In a policy statement two weeks ago, the bank said it’s only going to raise interest rates if inflation remains a problem–which it doesn’t expect–or if the economy continues to grow as forecast.
The government expects the economy to grow 5% this year. But third-quarter growth was a lower-than-forecast 3.6% and some analysts worry growth could continue to suffer from the rains and floods, which beyond wiping out crops also killed hundreds of people, left thousands homeless and destroyed bridges and highways.
The government says recovery and reconstruction will cost upwards of $5 billion. Coal and oil producers in Colombia have cited the rains for lower-than-expected output in recent months.
With that in mind, analysts don’t expect Colombia’s central bank to hike rates until sometime in the second quarter of this year.
Meantime, other factors are also keeping a lid on peso strength.

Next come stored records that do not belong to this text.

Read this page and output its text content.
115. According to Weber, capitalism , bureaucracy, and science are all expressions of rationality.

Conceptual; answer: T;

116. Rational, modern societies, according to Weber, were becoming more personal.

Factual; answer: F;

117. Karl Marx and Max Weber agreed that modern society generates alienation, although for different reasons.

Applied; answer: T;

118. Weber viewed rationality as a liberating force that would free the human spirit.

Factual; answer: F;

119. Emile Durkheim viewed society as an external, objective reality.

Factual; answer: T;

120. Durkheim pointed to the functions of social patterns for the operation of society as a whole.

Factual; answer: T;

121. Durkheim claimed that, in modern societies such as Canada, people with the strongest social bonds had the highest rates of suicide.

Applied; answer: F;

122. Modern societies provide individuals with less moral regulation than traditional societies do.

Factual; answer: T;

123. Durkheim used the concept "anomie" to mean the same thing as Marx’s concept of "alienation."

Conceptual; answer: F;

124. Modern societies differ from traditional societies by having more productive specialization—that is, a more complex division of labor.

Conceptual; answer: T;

The central bank set up a policy last year, amid a surging peso, that each day through mid March it would buy $20 million in U.S. currency in the forex market to prevent peso strength.
Also, Latin American currencies in general haven’t outperformed in 2011 the way they did over the past couple of years, and analysts say Colombia’s peso is part of that trend.
Despite the higher inflation and the bank’s daily dollar purchases, some currency strategists feel the peso’s on the verge of trending upward again.
“This [modest peso weakness] isn’t going to last,” said Po Jeng, who analyzes currencies at Colombia’s InterBolsa brokerage in Bogota. “By the end of this week or perhaps next week, the focus will once again shift to foreign investment flows into Colombia, and you’re likely to see the peso gain.”
She expects the peso to strengthen to around COP1,800 for $1 by the end of 2011.
Foreign direct investment shot up 37% last year to $9.4 billion and could top $10 billion in 2011 as oil companies and other big-money investors pour dollars into this Andean nation.